Un pastor evangélico da muestras de odio y de intolerancia absoluta. Y para ello cuenta con los recursos y la habilidad para colocarse en las pantallas como un actor con cobertura mediática.
Primero fue en la peregrinación del Cristo del Consuelo y el viernes pasado en una iglesia de Guayaquil, a donde llegó con la férrea intención de derrumbar los símbolos católicos porque considera que son un insulto a su dios.
Tanta intolerancia ha indignado a otros evangelistas de la misma ciudad. Han expresado su rechazo por las acciones de ese pastor, pues consideran que el respeto que pide no lo ejerce.
Más allá de eso, hay en el fondo una corriente que no se puede dejar crecer porque generaría consecuencias imprevisibles.

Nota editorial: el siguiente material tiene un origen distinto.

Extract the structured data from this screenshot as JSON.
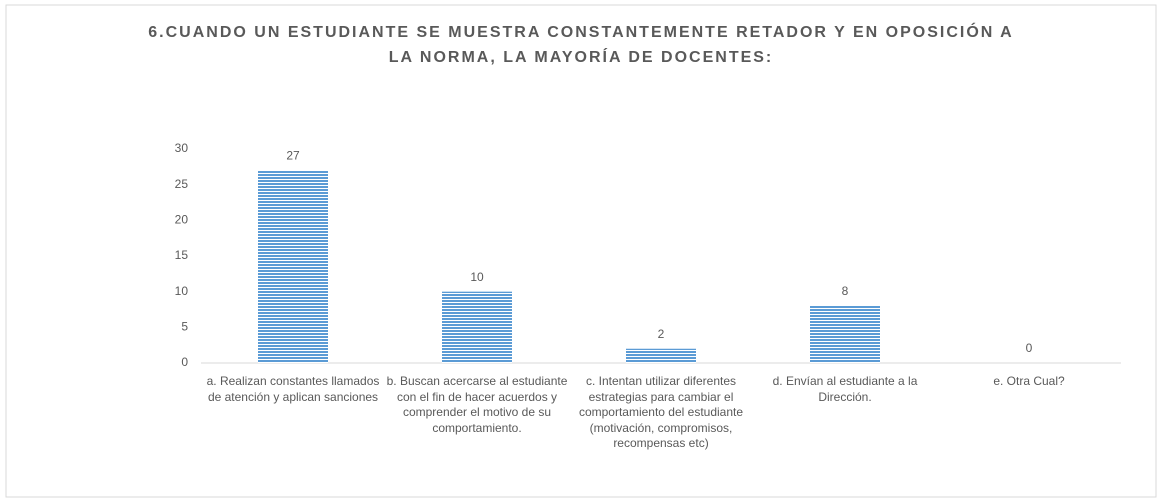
{
  "chart_data": {
    "type": "bar",
    "title": "6.CUANDO UN ESTUDIANTE SE MUESTRA CONSTANTEMENTE RETADOR Y EN OPOSICIÓN A LA NORMA, LA MAYORÍA DE DOCENTES:",
    "categories": [
      "a. Realizan constantes llamados de atención y aplican sanciones",
      "b. Buscan acercarse al estudiante con el fin de hacer acuerdos y comprender el motivo de su comportamiento.",
      "c. Intentan utilizar diferentes estrategias para cambiar el comportamiento del estudiante (motivación, compromisos, recompensas etc)",
      "d. Envían al estudiante a la Dirección.",
      "e. Otra Cual?"
    ],
    "values": [
      27,
      10,
      2,
      8,
      0
    ],
    "color": "#5b9bd5",
    "ylim": [
      0,
      30
    ],
    "yticks": [
      0,
      5,
      10,
      15,
      20,
      25,
      30
    ],
    "grid": false
  }
}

Ya hemos visto que la incursión de ciertos pastores en la política, intentando imponer sus visiones de la vida y de la convivencia, denigrando a otros seres humanos por sus convicciones, elecciones y preferencias, ha sido nefasto para la consolidación de la democracia. Esos dirigentes y supuestos líderes que aspiran al poder político usando la religión como escalera, denigran el proceso de democratización. Pero sobre todo han cimentado acciones como las del pastor aludido. Ahora a la fuerza y con gran irrespeto quieren ingresar a una iglesia católica para imponer cómo ejercer la religiosidad y la espiritualidad.
Algunos sectores políticos dirán que este es un asunto particular, pero tal como se están dando las cosas es urgente la intervención del Estado. Primero para provocar un diálogo claro de los principios constitucionales que rigen la convivencia nacional y luego para estimular el respeto. Caso contrario, en la práctica, habrá que sancionar esta incitación al odio, que está contemplada en nuestra jurisdicción. Esa será la única manera de frenar un “delirante” deseo de imponerse por la fuerza a un otro distinto.